向こうから二つ名持ち三人、こちらは名指しで俺一人は必須、あと二人までなら許容範囲といった話だった。
当然これに乗っかるのはアーネ。他の二つ名は首を横に振ったので二人だけ。
《雷光》は「短期決戦型で潜入も苦手なので辞退する」と言い、《剣姫》は「行きたくない」と言って拒否。《臨界点》は当然のようにその場にいないし、ユーリアこと《貴刃》は先日の森の件で謹慎処分を食らって来れない。
まぁ、恐らく《剣姫》は研究所からあまり離れたくないのだろう。《臨界点》はもういつも通りなので最早何も言うことは無い。
結果として、ほぼ消去法じみた理由で俺とアーネ、それに加えて《勇者》が一緒に行くことになった。
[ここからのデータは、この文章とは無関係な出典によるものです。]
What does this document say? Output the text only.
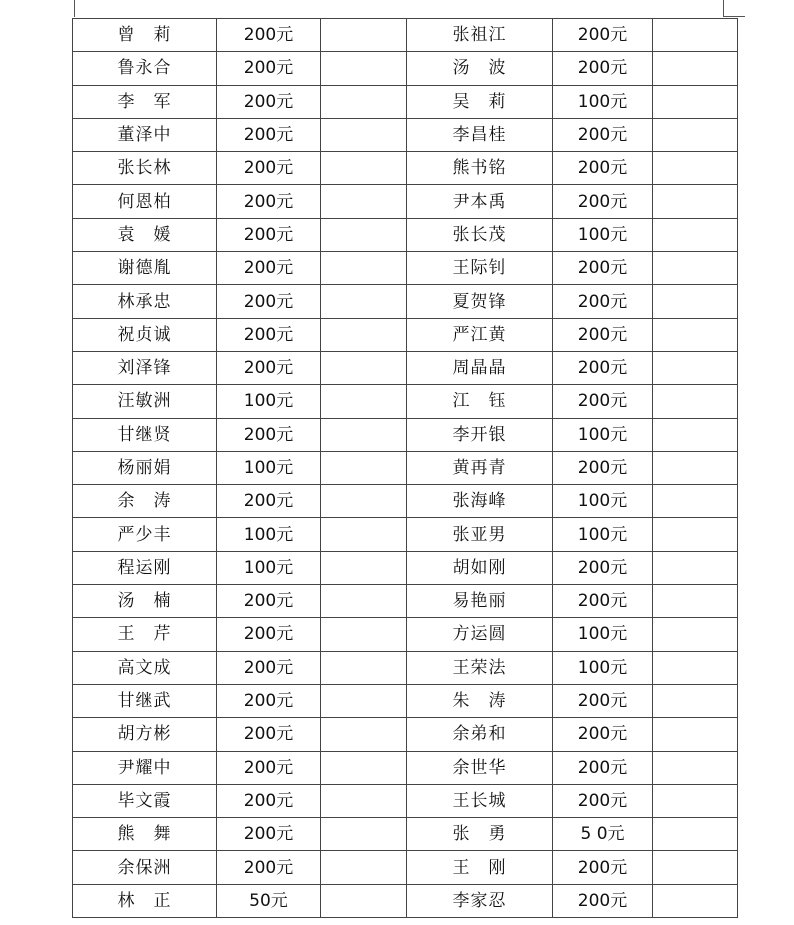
曾　莉	200元		张祖江	200元	
鲁永合	200元		汤　波	200元	
李　军	200元		吴　莉	100元	
董泽中	200元		李昌桂	200元	
张长林	200元		熊书铭	200元	
何恩柏	200元		尹本禹	200元	
袁　媛	200元		张长茂	100元	
谢德胤	200元		王际钊	200元	
林承忠	200元		夏贺锋	200元	
祝贞诚	200元		严江黄	200元	
刘泽锋	200元		周晶晶	200元	
汪敏洲	100元		江　钰	200元	
甘继贤	200元		李开银	100元	
杨丽娟	100元		黄再青	200元	
余　涛	200元		张海峰	100元	
严少丰	100元		张亚男	100元	
程运刚	100元		胡如刚	200元	
汤　楠	200元		易艳丽	200元	
王　芹	200元		方运圆	100元	
高文成	200元		王荣法	100元	
甘继武	200元		朱　涛	200元	
胡方彬	200元		余弟和	200元	
尹耀中	200元		余世华	200元	
毕文霞	200元		王长城	200元	
熊　舞	200元		张　勇	5 0元	
余保洲	200元		王　刚	200元	
林　正	50元		李家忍	200元	
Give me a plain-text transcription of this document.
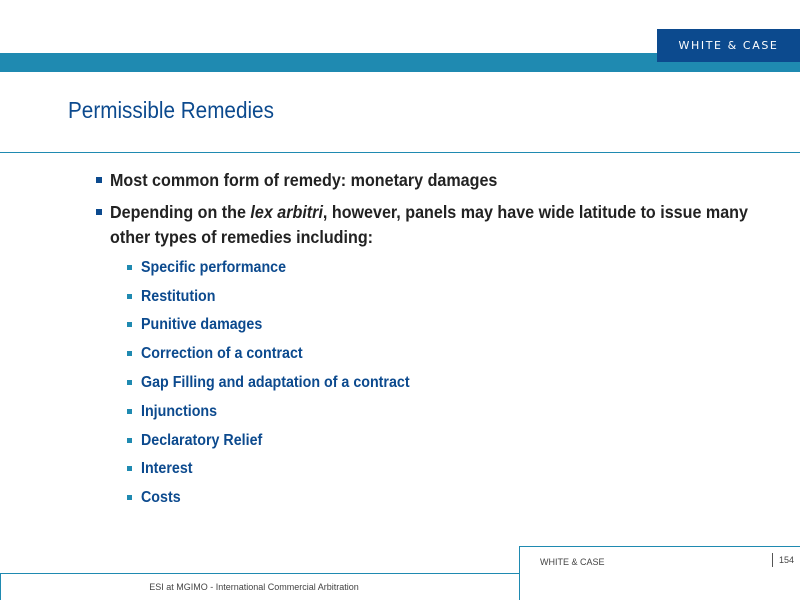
WHITE & CASE
Permissible Remedies
Most common form of remedy: monetary damages
Depending on the lex arbitri, however, panels may have wide latitude to issue many other types of remedies including:
Specific performance
Restitution
Punitive damages
Correction of a contract
Gap Filling and adaptation of a contract
Injunctions
Declaratory Relief
Interest
Costs
WHITE & CASE	154
ESI at MGIMO - International Commercial Arbitration
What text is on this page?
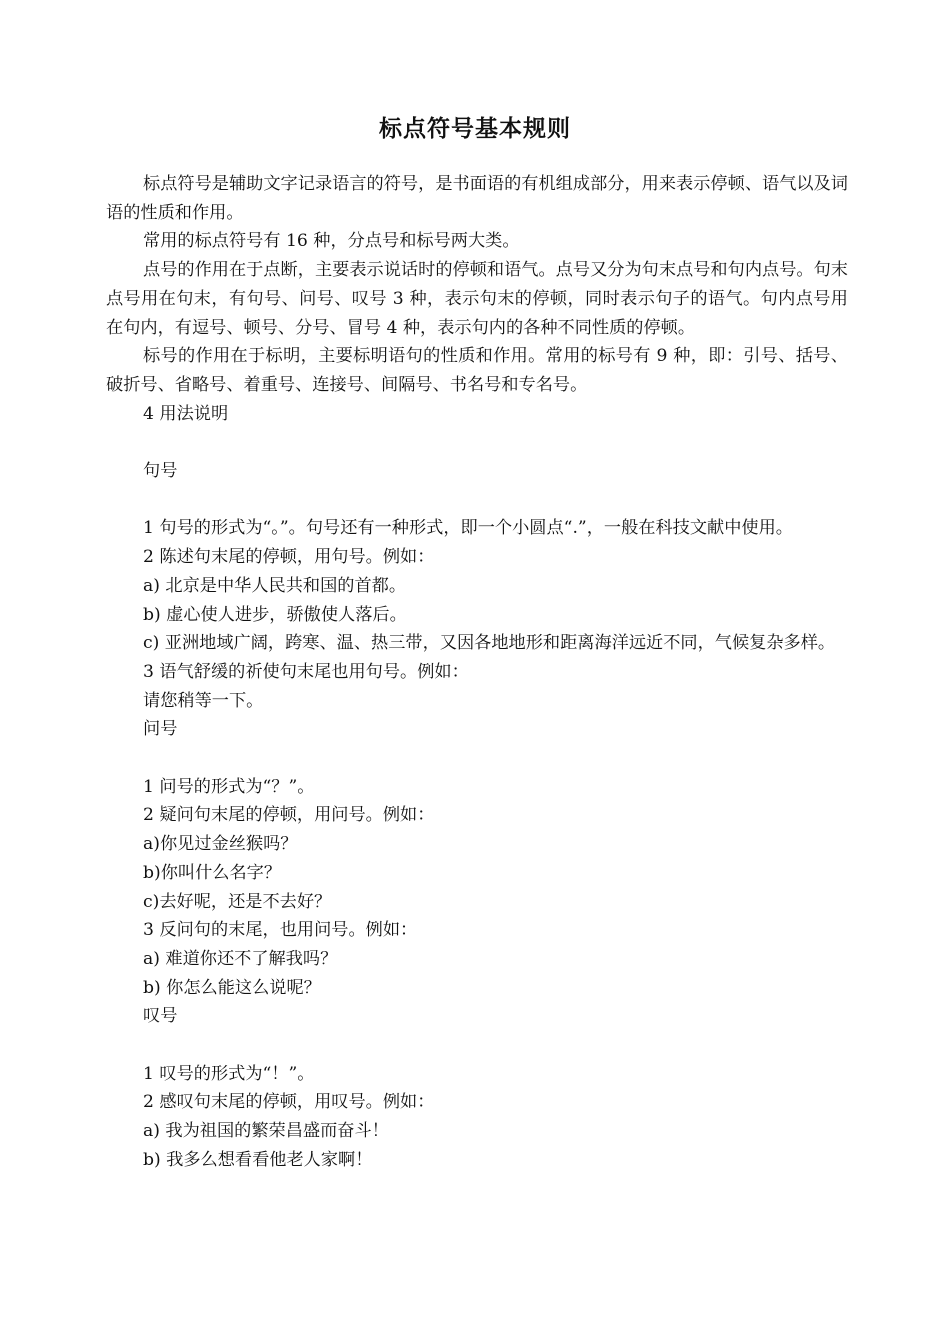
标点符号基本规则

标点符号是辅助文字记录语言的符号，是书面语的有机组成部分，用来表示停顿、语气以及词语的性质和作用。

常用的标点符号有 16 种，分点号和标号两大类。

点号的作用在于点断，主要表示说话时的停顿和语气。点号又分为句末点号和句内点号。句末点号用在句末，有句号、问号、叹号 3 种，表示句末的停顿，同时表示句子的语气。句内点号用在句内，有逗号、顿号、分号、冒号 4 种，表示句内的各种不同性质的停顿。

标号的作用在于标明，主要标明语句的性质和作用。常用的标号有 9 种，即：引号、括号、破折号、省略号、着重号、连接号、间隔号、书名号和专名号。

4 用法说明

句号

1 句号的形式为“。”。句号还有一种形式，即一个小圆点“.”，一般在科技文献中使用。

2 陈述句末尾的停顿，用句号。例如：

a) 北京是中华人民共和国的首都。

b) 虚心使人进步，骄傲使人落后。

c) 亚洲地域广阔，跨寒、温、热三带，又因各地地形和距离海洋远近不同，气候复杂多样。

3 语气舒缓的祈使句末尾也用句号。例如：

请您稍等一下。

问号

1 问号的形式为“？”。

2 疑问句末尾的停顿，用问号。例如：

a)你见过金丝猴吗？

b)你叫什么名字？

c)去好呢，还是不去好？

3 反问句的末尾，也用问号。例如：

a) 难道你还不了解我吗？

b) 你怎么能这么说呢？

叹号

1 叹号的形式为“！”。

2 感叹句末尾的停顿，用叹号。例如：

a) 我为祖国的繁荣昌盛而奋斗！

b) 我多么想看看他老人家啊！
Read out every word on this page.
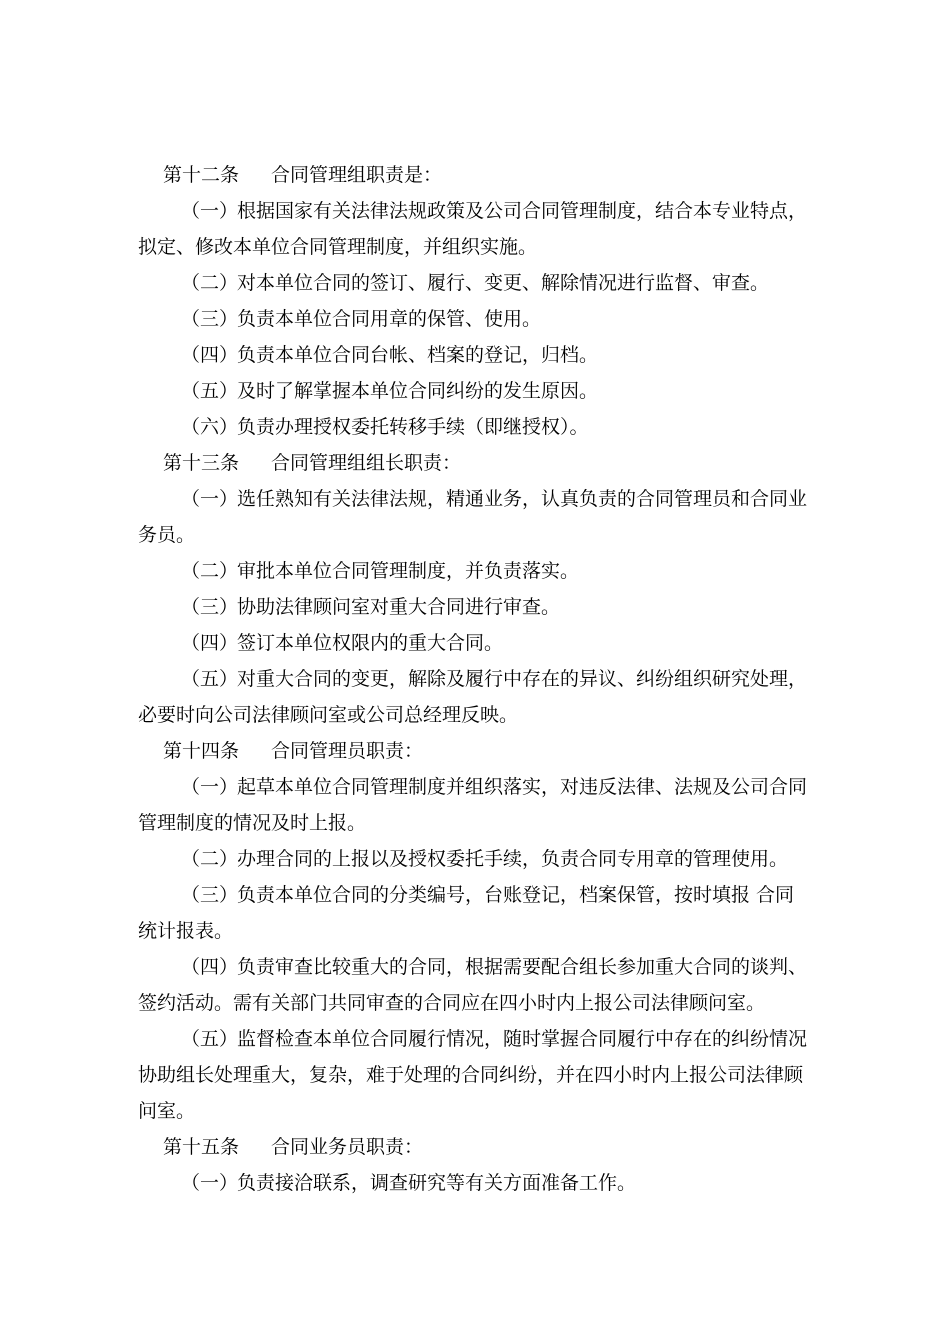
第十二条 合同管理组职责是：
（一）根据国家有关法律法规政策及公司合同管理制度，结合本专业特点，
拟定、修改本单位合同管理制度，并组织实施。
（二）对本单位合同的签订、履行、变更、解除情况进行监督、审查。
（三）负责本单位合同用章的保管、使用。
（四）负责本单位合同台帐、档案的登记，归档。
（五）及时了解掌握本单位合同纠纷的发生原因。
（六）负责办理授权委托转移手续（即继授权）。
第十三条 合同管理组组长职责：
（一）选任熟知有关法律法规，精通业务，认真负责的合同管理员和合同业
务员。
（二）审批本单位合同管理制度，并负责落实。
（三）协助法律顾问室对重大合同进行审查。
（四）签订本单位权限内的重大合同。
（五）对重大合同的变更，解除及履行中存在的异议、纠纷组织研究处理，
必要时向公司法律顾问室或公司总经理反映。
第十四条 合同管理员职责：
（一）起草本单位合同管理制度并组织落实，对违反法律、法规及公司合同
管理制度的情况及时上报。
（二）办理合同的上报以及授权委托手续，负责合同专用章的管理使用。
（三）负责本单位合同的分类编号，台账登记，档案保管，按时填报 合同
统计报表。
（四）负责审查比较重大的合同，根据需要配合组长参加重大合同的谈判、
签约活动。需有关部门共同审查的合同应在四小时内上报公司法律顾问室。
（五）监督检查本单位合同履行情况，随时掌握合同履行中存在的纠纷情况
协助组长处理重大，复杂，难于处理的合同纠纷，并在四小时内上报公司法律顾
问室。
第十五条 合同业务员职责：
（一）负责接洽联系，调查研究等有关方面准备工作。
ちなみに英雄から聞いた話だが、アーネがついてくると聞いて《勇者》は相当嫌な顔をしたらしい。まぁ目撃者は少ない方がいいもんな。アーネに関してはバラしてあるから大丈夫だと今度会ったら伝えておこう。
さらに余談だが、基本的に《勇者》は英雄の部屋から出ないようにキツく言われているので全く出てこない。そのため俺達と日常的に会うことも無い。
…話としては大体こんなモンかね。あぁ、セラの腕の破片は何とか見つけた。何か知らんが、来た翌日に《勇者》が拾ってきて「探し物はこれか?」と持ってきた。
なんで知ってんのか心底気持ち悪かったが、渋々礼を言って受け取った。
その顔を見て、尚のこと嬉しそうにニタリと笑う《勇者》。
俺のこの顔を見るためだけに、わざわざあの広い荒野を探し回って拾ってきたのだとすると、相当イイ性格をしていると言わざるを得ない。
つってもまぁ、パッと思いつくような話すことってのはこんぐらいか。また何か思い出したら言うが。